The topic occasionally came up over the years: Maybe I’d get a flower or something to do with softball, which is Lucy’s sport … but who gets softball tattoos? Weird, obsessive sports dads who wear sunglasses and put gel in their hair before their kids’ games, that’s who. I already get enough funny looks from the functional adults.

Though, to be fair, I got a tattoo of what I swore was a bat after drinking one (17) too many in Texas in 2006 and have allowed the stupid thing to sit on my shoulder for the past 15 years (The artist said he was 22, looked 14 and somehow let me and my tequila liver convince him that, yes, bats could actually be blue.

There are many good reasons why I no longer drink, and that bat is one of them.

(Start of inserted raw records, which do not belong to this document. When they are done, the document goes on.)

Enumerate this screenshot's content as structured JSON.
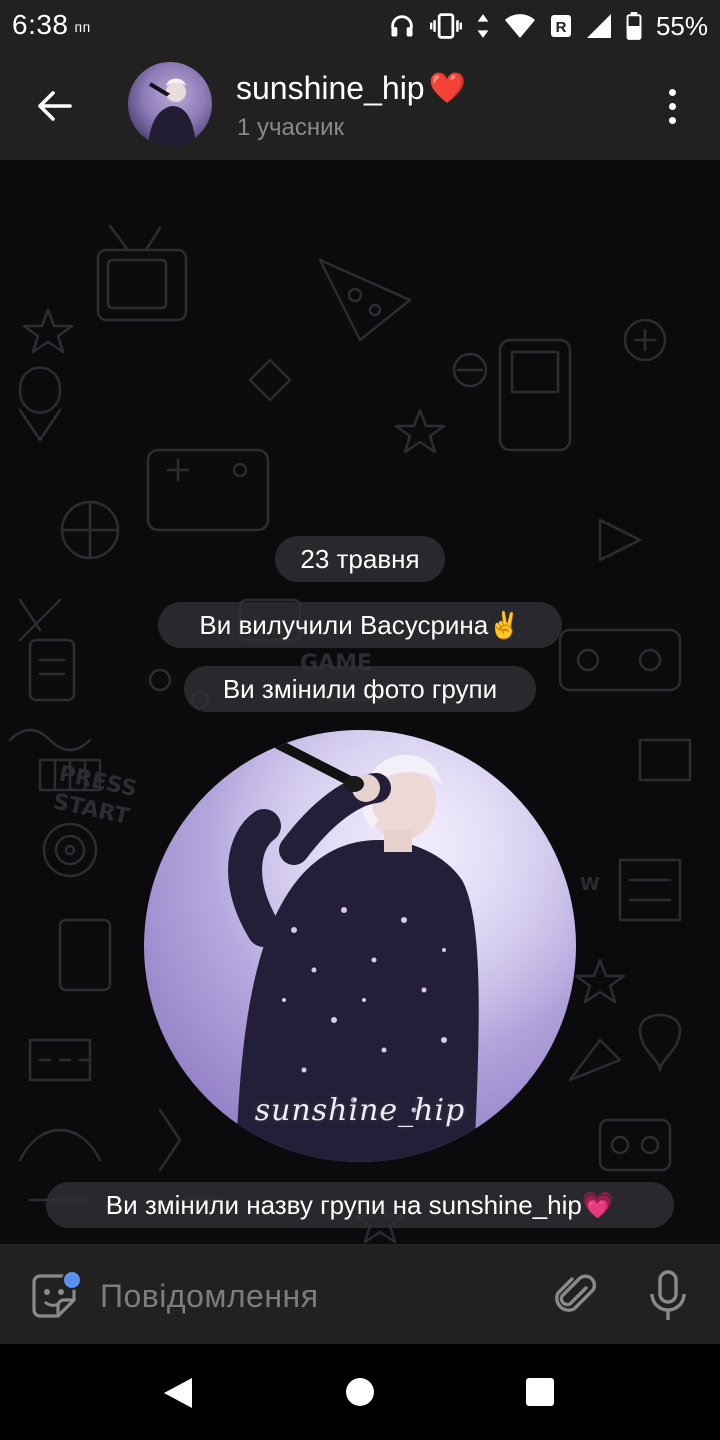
{
  "status_bar": {
    "time": "6:38",
    "time_suffix": "пп",
    "battery": "55%",
    "icons": [
      "headphones-icon",
      "vibrate-icon",
      "data-arrows-icon",
      "wifi-icon",
      "roaming-icon",
      "signal-icon",
      "battery-icon"
    ]
  },
  "header": {
    "title": "sunshine_hip",
    "title_emoji": "❤️",
    "subtitle": "1 учасник"
  },
  "messages": [
    {
      "type": "date",
      "text": "23 травня"
    },
    {
      "type": "service",
      "text": "Ви вилучили Васусрина✌️"
    },
    {
      "type": "service",
      "text": "Ви змінили фото групи"
    },
    {
      "type": "photo",
      "watermark": "sunshine_hip"
    },
    {
      "type": "service",
      "text": "Ви змінили назву групи на sunshine_hip💗"
    }
  ],
  "input": {
    "placeholder": "Повідомлення"
  },
  "colors": {
    "bar_bg": "#212121",
    "chat_bg": "#0b0b0d",
    "accent": "#5b8ff0"
  }
}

A year ago, while pretending I was looking for a new tattoo guy. To have tattoos, one typically needs to have their “guy,” and I didn’t. That was another superb excuse. My buddy—who has so many tattoos I think they sometimes happen accidentally, like he’s out running a few errands, comes home, and has no idea where that new one came from—recommended a guy in Concord, in the East Bay.

I was impressed by his work. So impressed that I made and canceled three appointments in the next 12 months. (I get busy, too). The only way I get anything done is to stop thinking, so I finally flipped the brain off and sent him a deposit and made an appointment. Because once someone has your money, things finally get real.



I cleared the idea with Lucille—who has become a fervent lover of bees; she wears bee clothes and talks to them (hey … I think I just got an idea for a new Marvel superhero). I honestly wouldn’t be surprised if the next time I pick her up, a 5-feet-something bumble bee buzzes down the driveway and into my car.

So, long story short, I showed up to my appointment and went back under the needle for a couple hours. It had been 15 years and, apparently in that time, they haven’t upgraded the tattoo experience to exclude pain. The shop had four artists working on four clients and everyone was yammering like it was a regular day at the barbershop. So I joined in on the jokes and laughing and storytelling while wondering if actually dousing my arm in gasoline and setting it on fire would feel better. But it was for a great cause: One fewer thing about which to feel guilty.

My youngest daughter is happy her father finally came through. And now I have a lovely bumble bee landing on a purple flower on my arm, with Lucille’s name splashed across the front. All is good.

Except for the bat, which my new guy wants to cover with something less foolish. That bat’s days are numbered … one of these years.